The Federal Subsistence Board is seeking public comment through July 19 for new statewide hunting and trapping regulations proposed to take effect from 2022 to 2024, according to a press release from the board.
The Federal Subsistence Board oversees the Subsistence Management Program, and is made up of the U.S. Fish and Wildlife Service, the National Park Service, the Bureau of Land Management, the Bureau of Indian Affairs and the U.S. Forest Service.
The state is divided into 10 different resource regions in an effort to provide an opportunity for Alaskans to participate in subsistence management.

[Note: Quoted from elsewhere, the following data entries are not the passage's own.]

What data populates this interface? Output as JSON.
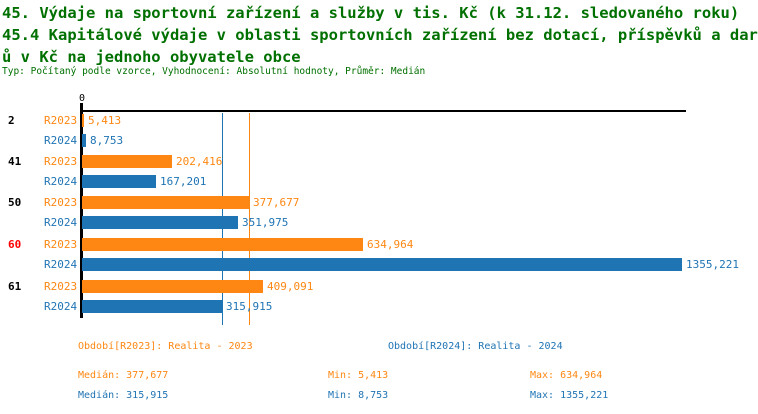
{
  "title": {
    "line1": "45. Výdaje na sportovní zařízení a služby v tis. Kč (k 31.12. sledovaného roku)",
    "line2": "45.4 Kapitálové výdaje v oblasti sportovních zařízení bez dotací, příspěvků a dar",
    "line3": "ů v Kč na jednoho obyvatele obce",
    "subtitle": "Typ: Počítaný podle vzorce, Vyhodnocení: Absolutní hodnoty, Průměr: Medián"
  },
  "colors": {
    "orange": "#fd8712",
    "blue": "#1f74b4",
    "highlight_red": "#ff0000",
    "title_green": "#007000",
    "axis_black": "#000000"
  },
  "chart_data": {
    "type": "bar",
    "orientation": "horizontal",
    "title": "45.4 Kapitálové výdaje v oblasti sportovních zařízení bez dotací, příspěvků a darů v Kč na jednoho obyvatele obce",
    "categories": [
      "2",
      "41",
      "50",
      "60",
      "61"
    ],
    "highlighted_category": "60",
    "axis": {
      "zero_label": "0",
      "xlim": [
        0,
        1366
      ],
      "grid": false
    },
    "series": [
      {
        "id": "R2023",
        "period_label": "Období[R2023]: Realita - 2023",
        "color_key": "orange",
        "values": [
          5.413,
          202.416,
          377.677,
          634.964,
          409.091
        ],
        "value_labels": [
          "5,413",
          "202,416",
          "377,677",
          "634,964",
          "409,091"
        ],
        "median": 377.677,
        "stats": {
          "median_label": "Medián: 377,677",
          "min_label": "Min: 5,413",
          "max_label": "Max: 634,964"
        }
      },
      {
        "id": "R2024",
        "period_label": "Období[R2024]: Realita - 2024",
        "color_key": "blue",
        "values": [
          8.753,
          167.201,
          351.975,
          1355.221,
          315.915
        ],
        "value_labels": [
          "8,753",
          "167,201",
          "351,975",
          "1355,221",
          "315,915"
        ],
        "median": 315.915,
        "stats": {
          "median_label": "Medián: 315,915",
          "min_label": "Min: 8,753",
          "max_label": "Max: 1355,221"
        }
      }
    ],
    "median_lines": [
      {
        "series": "R2023",
        "value": 377.677
      },
      {
        "series": "R2024",
        "value": 315.915
      }
    ],
    "legend_position": "bottom"
  }
}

According to the program’s full book of proposed regulations, the Federal Subsistence Board can restrict hunting and fishing by non-subsistence users on federal public lands and waters when necessary for conservation of wildlife populations, public safety and continued viability of wildlife populations, continuing subsistence uses of such populations, and compliance with other applicable laws.
In total, there are 56 new proposed subsistence program regulations. Changes would likely affect federal subsistence seasons, harvest limits, methods for taking wildlife and customary and traditional use determinations.

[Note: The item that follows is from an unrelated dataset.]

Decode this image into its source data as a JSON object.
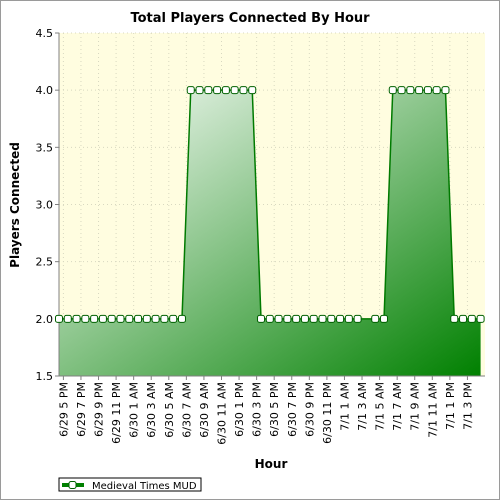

In the Southcentral area, for example, one of the proposed changes includes marking hunted wolves so the ADF&G can gather information for wolf population estimates. Additionally, trappers would have to call the ADF&G within seven days to report the hunt and all hides would have to be sealed within 15 days of intake.
Comments should cite the specific proposal number or wildlife closure number found in the Federal Subsistence Board handbook, and can be submitted electronically to email@example.com. Comments can also be sent through the mail using the address of the Office of Subsistence Management at 1011 East Tudor Road, MS-121, Anchorage, AK 99503 directed to the Federal Subsistence Board with attention to Theo Matuskowitz.